Renewable Energy Development Falling Far Short of Potential

Renewable energy development is falling far short of its potential and governments need to do much more to remove non-economic and other barriers, a major new report from the International Energy Agency says.

The IEA report, Deploying Renewables: Principles for Effective Policies, looks at the “realisable potential” for renewables, based on a long-term view of the technical potential adjusted to take account of unavoidable medium-term constraints on the rate of change, such as maximum market growth rates and planning constraints.

For most countries, the additional realisable potential to 2020 far outstrips the achieved deployment of renewables to date.

The aggregate additional potential to 2020 for renewable electricity (RES-E) in OECD countries and BRICS (Brazil, Russia, India, China) amounts to 6 271 TWh. This is equivalent to 41% of 2005 total electricity generation and represents almost 2.5 times the current RES-E generation. In absolute terms, China has the largest additional potential, followed by the EU-27, the United States, India, Russia, Canada and Brazil. Overall, BRICS account for 47% of the additional realisable potential among those countries analysed.

The ratio of additional potential to achieved generation in 2005 is even larger for renewable heat (RES-H).

For solar thermal and geothermal heat the additional potential is almost thirty times the achieved heat production from these sources.

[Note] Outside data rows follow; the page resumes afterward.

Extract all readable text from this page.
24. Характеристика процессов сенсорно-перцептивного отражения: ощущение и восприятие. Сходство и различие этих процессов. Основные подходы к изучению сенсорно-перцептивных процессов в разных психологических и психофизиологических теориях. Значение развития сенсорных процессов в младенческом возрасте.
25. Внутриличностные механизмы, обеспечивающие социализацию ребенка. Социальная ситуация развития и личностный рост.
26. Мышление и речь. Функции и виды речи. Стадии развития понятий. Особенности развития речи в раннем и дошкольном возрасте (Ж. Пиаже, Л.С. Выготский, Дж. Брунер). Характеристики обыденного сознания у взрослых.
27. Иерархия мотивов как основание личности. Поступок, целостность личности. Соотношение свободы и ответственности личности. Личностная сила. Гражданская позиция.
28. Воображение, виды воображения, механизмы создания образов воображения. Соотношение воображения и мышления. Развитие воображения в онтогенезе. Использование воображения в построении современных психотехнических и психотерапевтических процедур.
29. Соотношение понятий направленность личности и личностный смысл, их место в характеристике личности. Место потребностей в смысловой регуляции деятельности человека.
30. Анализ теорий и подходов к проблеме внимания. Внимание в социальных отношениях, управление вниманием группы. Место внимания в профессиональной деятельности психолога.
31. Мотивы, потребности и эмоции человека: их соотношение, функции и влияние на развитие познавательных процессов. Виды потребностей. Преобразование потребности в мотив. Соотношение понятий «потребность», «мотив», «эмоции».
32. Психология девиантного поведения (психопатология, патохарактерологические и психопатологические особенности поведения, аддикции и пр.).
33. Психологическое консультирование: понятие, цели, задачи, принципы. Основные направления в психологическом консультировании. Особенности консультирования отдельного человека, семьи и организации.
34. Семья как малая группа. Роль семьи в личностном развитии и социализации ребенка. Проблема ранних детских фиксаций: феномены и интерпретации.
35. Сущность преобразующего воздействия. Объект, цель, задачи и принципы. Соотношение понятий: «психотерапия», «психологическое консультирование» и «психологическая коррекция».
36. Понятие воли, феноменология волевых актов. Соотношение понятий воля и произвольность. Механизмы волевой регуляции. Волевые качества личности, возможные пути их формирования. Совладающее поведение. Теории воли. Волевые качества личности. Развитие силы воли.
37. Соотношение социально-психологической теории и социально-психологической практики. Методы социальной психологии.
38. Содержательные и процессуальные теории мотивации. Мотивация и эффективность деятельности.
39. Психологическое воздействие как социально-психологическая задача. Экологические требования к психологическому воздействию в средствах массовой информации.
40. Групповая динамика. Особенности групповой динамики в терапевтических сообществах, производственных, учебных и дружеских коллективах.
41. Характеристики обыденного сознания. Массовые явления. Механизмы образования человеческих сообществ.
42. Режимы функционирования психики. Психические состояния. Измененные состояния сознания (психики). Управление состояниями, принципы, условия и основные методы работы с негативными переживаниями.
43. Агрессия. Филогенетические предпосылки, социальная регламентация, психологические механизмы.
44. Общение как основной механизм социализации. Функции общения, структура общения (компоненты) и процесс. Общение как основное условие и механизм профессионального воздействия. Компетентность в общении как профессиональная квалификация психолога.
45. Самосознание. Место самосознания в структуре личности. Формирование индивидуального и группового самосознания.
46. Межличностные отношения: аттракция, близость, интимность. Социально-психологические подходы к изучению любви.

In the case of renewable liquid transport fuels (RES-T), the estimated additional realisable potential of first-generation biofuels is more than five times the current production. This estimate is based on the conservative assumption that a maximum of 10% of current arable land would be used for energy crop cultivation in 2020, with a lower share (3.5-8.5%) assumed for the emerging economies (BRICS) due
to potentially stronger competition with food production and environmental pressures.

The report recommends:

  • The removal of non-economic barriers, such as administrative hurdles, obstacles to grid access, poor electricity market design, lack of information and training, and the tackling of social acceptance issues (“not in my backyard” – NIMBY), with a view to overcome them – in order to improve market and policy functioning;
  • A predictable and transparent support framework to attract investments;
  • The introduction of transitional incentives, decreasing over time, to foster and monitor technological innovation and move technologies quickly towards market competitiveness;
  • The development and implementation of appropriate incentives guaranteeing a specific level of support to different technologies based on their degree of technology maturity, in order to exploit the significant potential of the large basket of renewable energy technologies over time; and
  • The due consideration of the impact of large-scale penetration of renewable energy technologies on the overall energy system, especially in liberalised energy markets, with regard to overall cost efficiency and system reliability.